Voici une brève histoire du Serviteur de Dieu. Devenu Empereur en 1916, il fait tout ce qui est en son pouvoir pour obtenir la paix mais, en juin 1917, la franc-maçonnerie fait pression en faveur de la chute de la Maison de Habsbourg. En novembre 1918, Charles I conclut l’Armistice. En 1919, il part en exil en Suisse. En avril et en octobre 1921, ont lieu deux tentatives de retour en Hongrie. Le 24 octobre 1921, Charles I est arrêté. En novembre 1921, il est remis aux britanniques et déporté sur l’île de Madère. En février 1922, à cause de la pauvreté dans laquelle il se trouve, il doit déménager dans une maison malsaine se trouvant sur une colline.
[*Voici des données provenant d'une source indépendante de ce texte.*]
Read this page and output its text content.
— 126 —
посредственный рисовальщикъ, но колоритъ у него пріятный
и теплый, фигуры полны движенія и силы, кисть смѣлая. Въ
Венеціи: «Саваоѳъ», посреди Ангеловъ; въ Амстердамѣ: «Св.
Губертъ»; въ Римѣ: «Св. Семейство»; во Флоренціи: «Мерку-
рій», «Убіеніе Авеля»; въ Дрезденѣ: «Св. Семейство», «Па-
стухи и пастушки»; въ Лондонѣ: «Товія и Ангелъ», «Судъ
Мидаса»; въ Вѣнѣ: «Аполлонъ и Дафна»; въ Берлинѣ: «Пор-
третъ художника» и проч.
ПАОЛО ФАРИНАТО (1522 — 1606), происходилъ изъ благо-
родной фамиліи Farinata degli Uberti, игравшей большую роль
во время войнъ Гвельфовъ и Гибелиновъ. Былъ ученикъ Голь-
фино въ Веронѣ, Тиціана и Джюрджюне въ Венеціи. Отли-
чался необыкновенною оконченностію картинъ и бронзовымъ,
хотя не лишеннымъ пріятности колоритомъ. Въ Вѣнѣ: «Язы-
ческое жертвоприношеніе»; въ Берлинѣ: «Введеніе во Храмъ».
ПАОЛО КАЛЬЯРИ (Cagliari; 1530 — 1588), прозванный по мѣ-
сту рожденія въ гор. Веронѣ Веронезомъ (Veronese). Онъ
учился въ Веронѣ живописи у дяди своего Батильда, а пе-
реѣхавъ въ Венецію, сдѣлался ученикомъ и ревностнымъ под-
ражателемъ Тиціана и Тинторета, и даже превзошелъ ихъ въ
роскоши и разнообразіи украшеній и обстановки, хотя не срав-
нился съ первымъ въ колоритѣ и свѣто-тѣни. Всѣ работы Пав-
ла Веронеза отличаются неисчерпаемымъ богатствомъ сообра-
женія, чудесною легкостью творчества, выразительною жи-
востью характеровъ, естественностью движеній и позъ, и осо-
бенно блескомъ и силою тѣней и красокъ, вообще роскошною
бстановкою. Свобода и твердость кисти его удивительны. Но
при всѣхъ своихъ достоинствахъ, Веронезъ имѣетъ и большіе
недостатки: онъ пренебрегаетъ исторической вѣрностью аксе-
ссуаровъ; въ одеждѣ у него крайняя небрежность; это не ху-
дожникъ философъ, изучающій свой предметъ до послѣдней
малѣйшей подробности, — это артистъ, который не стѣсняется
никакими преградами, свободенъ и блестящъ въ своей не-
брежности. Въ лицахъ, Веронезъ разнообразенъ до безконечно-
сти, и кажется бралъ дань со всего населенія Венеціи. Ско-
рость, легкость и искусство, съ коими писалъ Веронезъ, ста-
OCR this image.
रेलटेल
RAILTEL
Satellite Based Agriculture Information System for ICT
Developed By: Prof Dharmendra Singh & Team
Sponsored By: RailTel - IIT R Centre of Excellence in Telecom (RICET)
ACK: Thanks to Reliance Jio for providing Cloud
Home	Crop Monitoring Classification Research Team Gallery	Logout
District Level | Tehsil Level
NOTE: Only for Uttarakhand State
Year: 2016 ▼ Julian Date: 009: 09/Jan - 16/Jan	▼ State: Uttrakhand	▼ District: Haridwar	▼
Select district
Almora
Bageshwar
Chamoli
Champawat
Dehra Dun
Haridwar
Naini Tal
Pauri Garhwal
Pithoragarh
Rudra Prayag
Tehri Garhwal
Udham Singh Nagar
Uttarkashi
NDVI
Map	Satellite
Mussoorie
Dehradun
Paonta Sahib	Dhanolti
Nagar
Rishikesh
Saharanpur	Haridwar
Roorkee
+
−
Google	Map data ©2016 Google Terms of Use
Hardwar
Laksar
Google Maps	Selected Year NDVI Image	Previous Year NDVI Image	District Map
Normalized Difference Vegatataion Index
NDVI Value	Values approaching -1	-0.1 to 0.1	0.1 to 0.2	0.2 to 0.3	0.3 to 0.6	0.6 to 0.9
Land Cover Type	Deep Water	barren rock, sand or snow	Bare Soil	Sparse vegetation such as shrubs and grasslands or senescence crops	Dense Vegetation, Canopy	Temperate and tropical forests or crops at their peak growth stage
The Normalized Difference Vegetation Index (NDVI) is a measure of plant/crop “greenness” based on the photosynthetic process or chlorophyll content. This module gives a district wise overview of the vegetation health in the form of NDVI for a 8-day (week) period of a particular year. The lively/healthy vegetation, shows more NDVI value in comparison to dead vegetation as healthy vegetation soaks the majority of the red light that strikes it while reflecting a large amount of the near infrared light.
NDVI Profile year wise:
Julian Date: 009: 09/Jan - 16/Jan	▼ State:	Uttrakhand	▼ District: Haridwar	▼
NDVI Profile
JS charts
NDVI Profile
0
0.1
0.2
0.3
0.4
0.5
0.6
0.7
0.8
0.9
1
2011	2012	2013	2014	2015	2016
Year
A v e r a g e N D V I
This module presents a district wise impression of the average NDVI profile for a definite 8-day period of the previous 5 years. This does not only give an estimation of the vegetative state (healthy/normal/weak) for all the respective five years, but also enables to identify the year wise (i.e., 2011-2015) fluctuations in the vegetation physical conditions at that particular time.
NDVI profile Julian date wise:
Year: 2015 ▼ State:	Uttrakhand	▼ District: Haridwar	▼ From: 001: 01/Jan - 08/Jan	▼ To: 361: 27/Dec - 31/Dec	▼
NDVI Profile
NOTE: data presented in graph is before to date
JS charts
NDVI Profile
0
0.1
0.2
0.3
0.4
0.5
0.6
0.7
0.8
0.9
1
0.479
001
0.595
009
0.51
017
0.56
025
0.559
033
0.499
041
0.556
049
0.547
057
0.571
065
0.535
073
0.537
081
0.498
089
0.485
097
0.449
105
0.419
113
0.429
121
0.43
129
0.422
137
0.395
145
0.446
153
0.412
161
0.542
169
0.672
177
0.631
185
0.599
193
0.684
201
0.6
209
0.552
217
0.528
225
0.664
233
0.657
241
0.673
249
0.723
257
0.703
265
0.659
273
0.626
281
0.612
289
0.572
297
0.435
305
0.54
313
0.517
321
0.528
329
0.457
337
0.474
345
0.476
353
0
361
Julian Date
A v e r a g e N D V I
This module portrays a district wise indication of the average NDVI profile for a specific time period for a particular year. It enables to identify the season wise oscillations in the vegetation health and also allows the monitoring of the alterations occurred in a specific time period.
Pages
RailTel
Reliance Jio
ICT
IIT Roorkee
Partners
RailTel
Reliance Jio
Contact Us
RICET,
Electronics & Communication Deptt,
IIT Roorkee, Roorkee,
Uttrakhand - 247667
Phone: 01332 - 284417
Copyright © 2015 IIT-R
Un mois après environ débute sa maladie pulmonaire et il doit s’aliter définitivement. Le 31 mars 1922, ses conditions empirent. La fin est imminente. Le 1er avril 1922, le Serviteur de Dieu meurt (vol. I, pp. 225-228). L’épouse du Bienheureux Charles, S. M. Zita (1892-1989), Impératrice d’Autriche et Reine de Hongrie, Grande Croix d’Honneur du Souverain Ordre militaire de Malte, répartit « l’activité de la franc-maçonnerie vis-à-vis du Serviteur de Dieu, en trois phases principales :
a) Anéantissement des tentatives de paix et ruine de la dynastie catholique et de son chef par le biais de la révolution de novembre 1918 ;
b) tentative au cours de l’année 1919 de gagner à leurs vues le Serviteur de Dieu en personne par le biais d’une offre répétée à trois reprises à une époque où son retour sur le trône paraissait particulièrement éloignée ;
c) finalement, au cours de l’année 1922, une dernière tentative de main tendue au monarque désormais détrôné aussi en Hongrie, prisonnier, exilé, renié par le monde entier, privé de tous moyens de subsistance, consigné entre leurs mains à leur bon plaisir avec épouse et enfants. Il aurait dû renoncer à la couronne qui lui avait été donnée par Dieu et ceci en signe de renoncement à une mission qui lui avait été confiée par Dieu pour servir dès lors devant eux et en reposant son espérance dans leur aide » (vol. I, pp. 596-597).

À propos de la première phase, S.M. Zita affirme : « La décision définitive de la franc-maçonnerie de liquider la monarchie austro-hongroise fut prise à l’occasion du Congrès eucharistique de Vienne en 1912. Le Serviteur de Dieu en eut connaissance déjà quelques jours plus tard. Par une communication lui parvenant concernant une délibération de la Grande Loge de France – les tenues ayant lieu à Berne, Genève, Paris et Rome sachant qu’y participaient également des franc-maçons allemands – résulte le fait que déjà en 1915, la fin de la Maison de Habsbourg et la division détaillée de la monarchie austro-hongroise était une question décidée et jurée» (vol. I, p. 541).

L’Archiduchesse Elisabeth Charlotte, fille de Charles I, parle de ce plan maçonnique de 1915 tendant à ruiner la monarchie austro-hongroise et la Maison de Habsbourg en tant que catholique. Ce plan détaillé fut mis en œuvre en 1918-19. Charles I l’eut entre les mains seulement en 1917. Dans ce document maçonnique portant la date du 28 mai 1915 (joint aux actes) il est affirmé que les gouvernements britannique et français doivent considérer que la franc-maçonnerie désire la ruine de la Maison de Habsbourg comme cela a déjà été le cas de celle des Bourbons (cf. vol. I, pp. 153-154).

J’ai découvert que la Revue maçonnique du Grand Orient d’Italie du 1er janvier 1914 (pp. 3-7) avait publié la traduction d’un article de la revue The American Freemason dans lequel un diplomate anonyme et franc-maçon souhaite la chute des monarchies, y compris celle des Habsbourg (p. 6).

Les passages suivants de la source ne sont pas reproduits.